Global spending on mobile advertising spending is forecast to reach $18bn this year, up almost 40 per cent from the estimated $13.1bn in 2013, according to new research from Gartner. Within the next three years the market is expected to grow to $41.9bn, with display formats dominating volumes but video showing the highest growth.

But it is forecast to be a turbulent time for the industry, as increased use of mobile sites will saturate the market with inventory (a case of too much of a good thing?), which could lower asking rates. Yet the popularity of the medium, coupled with better advertiser support and higher video traffic, should eventually improve revenues.

“Over the next few years, growth in mobile advertising spending will slow due to ad space inventory supply growing faster than demand, as the number of mobile websites and applications increases faster than brands request ad space on mobile device screens,” said Stephanie Baghdassarian, research director at Gartner. “However, from 2015 to 2017, growth will be fuelled by improved market conditions, such as provider consolidation, measurement standardisation and new targeting technologies, along with a sustained interest in the mobile medium from advertisers.”

It also looks like mobile Web is finally catching up with Apps, thanks to HTML5, although the roll-out of new mobile sites is taking longer to impact the market. Baghdassarian says that mobile display ad formats will remain the single biggest category of ads, although there will be a shift to mobile Web display after several years of higher growth in in-App display.

“North America is the region with the strongest general advertising focus and investment. It is also the region where online advertising is most mature,” said Mike McGuire, research VP at Gartner. “Overall advertising budgets are the highest, so when a portion shifts to mobile, in a multiplatform approach, it immediately impacts the market’s scale.”
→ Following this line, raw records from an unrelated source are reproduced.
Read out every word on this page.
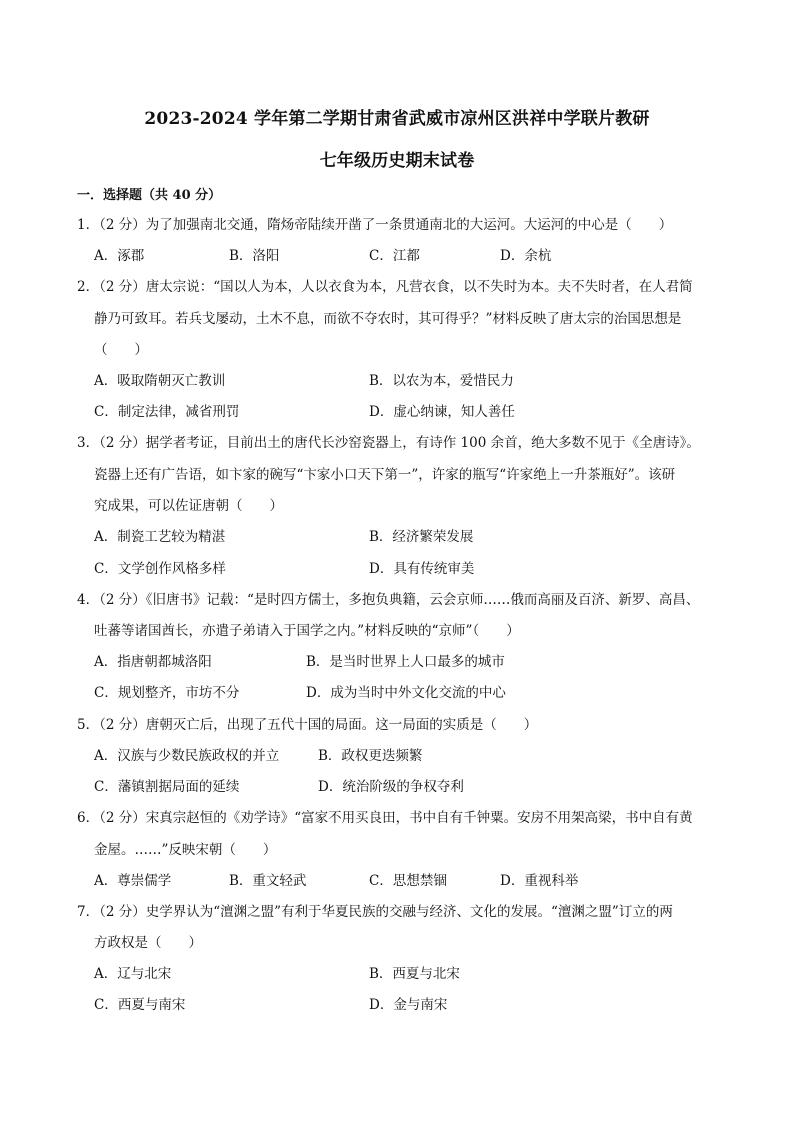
2023-2024 学年第二学期甘肃省武威市凉州区洪祥中学联片教研
七年级历史期末试卷
一．选择题（共 40 分）
1．（2 分）为了加强南北交通，隋炀帝陆续开凿了一条贯通南北的大运河。大运河的中心是（　　）
A．涿郡	B．洛阳	C．江都	D．余杭
2．（2 分）唐太宗说：“国以人为本，人以衣食为本，凡营衣食，以不失时为本。夫不失时者，在人君简
静乃可致耳。若兵戈屡动，土木不息，而欲不夺农时，其可得乎？”材料反映了唐太宗的治国思想是
（　　）
A．吸取隋朝灭亡教训	B．以农为本，爱惜民力
C．制定法律，减省刑罚	D．虚心纳谏，知人善任
3．（2 分）据学者考证，目前出土的唐代长沙窑瓷器上，有诗作 100 余首，绝大多数不见于《全唐诗》。
瓷器上还有广告语，如卞家的碗写“卞家小口天下第一”，许家的瓶写“许家绝上一升茶瓶好”。该研
究成果，可以佐证唐朝（　　）
A．制瓷工艺较为精湛	B．经济繁荣发展
C．文学创作风格多样	D．具有传统审美
4．（2 分）《旧唐书》记载：“是时四方儒士，多抱负典籍，云会京师……俄而高丽及百济、新罗、高昌、
吐蕃等诸国酋长，亦遣子弟请入于国学之内。”材料反映的“京师”（　　）
A．指唐朝都城洛阳	B．是当时世界上人口最多的城市
C．规划整齐，市坊不分	D．成为当时中外文化交流的中心
5．（2 分）唐朝灭亡后，出现了五代十国的局面。这一局面的实质是（　　）
A．汉族与少数民族政权的并立	B．政权更迭频繁
C．藩镇割据局面的延续	D．统治阶级的争权夺利
6．（2 分）宋真宗赵恒的《劝学诗》“富家不用买良田，书中自有千钟粟。安房不用架高梁，书中自有黄
金屋。……”反映宋朝（　　）
A．尊崇儒学	B．重文轻武	C．思想禁锢	D．重视科举
7．（2 分）史学界认为“澶渊之盟”有利于华夏民族的交融与经济、文化的发展。“澶渊之盟”订立的两
方政权是（　　）
A．辽与北宋	B．西夏与北宋
C．西夏与南宋	D．金与南宋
Western Europe’s market for mobile advertising will remain similar to North America's, although at a lower scale. Asia/Pacific and Japan is the most mature region for mobile advertising, and therefore growth will slow between 2012 and 2017, averaging 30 per cent a year. Gartner expects the high-growth economies of China and India to contribute increasingly to mobile advertising growth in the near future as their expanding middle classes present attractive markets for global and local brands.

“The mobile channel will become more and more integrated into 360-degree advertising campaigns, eating up budget historically allocated to print and radio advertising,” said Ms. Baghdassarian.

Meanwhile, Google announced that it had removed more than 350m “bad ads” from its systems in 2013 – a significant increase from the 220m miscreants removed in 2012 (this covers all online advertising with Google, not just mobile). However, the number of advertisers it disabled dropped from 850,000 in 2012 to around 270,000 last year. It also blacklisted more than 200,000 publisher pages and disapproved more than 3m attempts to join its AdSense network.